Et pourtant, elle tourne !

Tout le monde aujourd'hui sait que la Terre est ronde, et toute autre suggestion serait tournée en ridicule. Pourtant, au tout début du XVIIe siècle, tout le monde était persuadé du contraire, et c'est l'idée d'une Terre ronde qui était tournée en ridicule, voire violemment attaquée. Si cet évènement a sans doute été l'une des plus importante remise en cause des croyances populaires de l'histoire de l'humanité, ce n'est ni la première, ni la dernière... Plus récemment, il y a eu la télévision, le vol d'engins plus lourds que l'air, les voyages spatiaux, etc. Autant d'idées auxquelles nul n'accordait crédit lorsqu'elles ont été énoncées, et qui sont aujourd'hui monnaie courante.

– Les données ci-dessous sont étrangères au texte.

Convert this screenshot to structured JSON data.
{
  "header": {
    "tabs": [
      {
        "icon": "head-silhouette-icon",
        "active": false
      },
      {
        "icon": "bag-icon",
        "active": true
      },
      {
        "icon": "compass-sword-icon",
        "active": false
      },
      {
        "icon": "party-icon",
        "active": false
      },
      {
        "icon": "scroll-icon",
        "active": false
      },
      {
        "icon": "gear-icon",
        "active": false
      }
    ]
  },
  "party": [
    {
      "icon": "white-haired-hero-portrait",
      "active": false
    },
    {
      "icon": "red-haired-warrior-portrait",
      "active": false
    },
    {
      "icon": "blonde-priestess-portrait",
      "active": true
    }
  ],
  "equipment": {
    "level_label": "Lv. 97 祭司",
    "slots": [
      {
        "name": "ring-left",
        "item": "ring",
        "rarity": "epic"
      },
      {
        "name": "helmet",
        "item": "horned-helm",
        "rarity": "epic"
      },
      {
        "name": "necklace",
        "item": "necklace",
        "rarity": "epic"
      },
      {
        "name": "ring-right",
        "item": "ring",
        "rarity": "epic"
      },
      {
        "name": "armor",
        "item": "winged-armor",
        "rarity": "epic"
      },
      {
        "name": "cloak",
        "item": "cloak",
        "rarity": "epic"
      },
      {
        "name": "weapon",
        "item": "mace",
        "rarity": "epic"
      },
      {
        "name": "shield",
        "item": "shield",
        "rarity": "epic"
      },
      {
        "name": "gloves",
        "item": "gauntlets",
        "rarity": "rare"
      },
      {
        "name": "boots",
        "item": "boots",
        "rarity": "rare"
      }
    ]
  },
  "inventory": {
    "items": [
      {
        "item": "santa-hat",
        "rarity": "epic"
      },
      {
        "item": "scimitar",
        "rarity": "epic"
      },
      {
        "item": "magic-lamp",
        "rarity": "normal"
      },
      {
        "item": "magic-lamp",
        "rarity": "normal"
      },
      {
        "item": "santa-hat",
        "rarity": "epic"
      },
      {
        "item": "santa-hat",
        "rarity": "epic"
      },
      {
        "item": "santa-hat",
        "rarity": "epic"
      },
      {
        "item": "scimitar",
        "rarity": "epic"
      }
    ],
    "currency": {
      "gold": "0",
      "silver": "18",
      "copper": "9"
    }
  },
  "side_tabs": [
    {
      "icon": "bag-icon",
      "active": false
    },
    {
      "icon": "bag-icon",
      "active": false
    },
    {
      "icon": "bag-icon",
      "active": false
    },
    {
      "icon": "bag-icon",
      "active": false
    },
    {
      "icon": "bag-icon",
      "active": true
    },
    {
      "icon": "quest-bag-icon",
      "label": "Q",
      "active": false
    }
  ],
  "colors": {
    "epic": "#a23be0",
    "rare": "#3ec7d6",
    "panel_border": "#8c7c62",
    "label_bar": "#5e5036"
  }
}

Quelles leçons avons-nous tirées ?

Nous sommes maintenant au XXIe siècle. Les choses ont changé. Un jour, un des mes professeurs a dit à toute la classe : « Ne croyez pas tout ce que je vous dit. Je peux très bien me tromper, même sans le savoir. Ne prenez pas pour argent comptant tout ce que l'on vous dit, qui que soit celui qui vous le dit. Vos dirigeants, vos professeurs, et même vos parents sont capables de faire des erreurs, de vous dire des bêtises en étant persuadé du contraire. Soyez capable de douter de ce que l'on vous dit, soyez capable de remettre en question tout ce que vous croyez. » C'est l'une des leçons qui m'a le plus servi dans ma vie, une leçon qui paraît être la base de tout apprentissage, la base de toute recherche. Et pourtant, c'est la seule fois où je l'ai entendue sur toute la durée de mes études. Mais peut-être est-ce une évidence pour tout le monde...

Entre doute et paranoïa

Doit-on pour autant douter de tout ? J'ai eu une récente expérience dans une école où un rapport signalait la présence d'amiante, tout en précisant que, de part son emplacement, il ne représentait aucun danger. Certains parents, affolés, ont choisi de mettre en doute le résultat de ce rapport et ont demandé que l'on fasse enlever l'amiante de toute urgence. Pourtant, si l'on remet en cause ce fameux rapport, si l'on refuse de croire ce qu'il raconte, pourquoi en croire la partie où il est dit qu'il y a de l'amiante dans le bâtiment plutôt que celle où il est dit que cela est sans danger ?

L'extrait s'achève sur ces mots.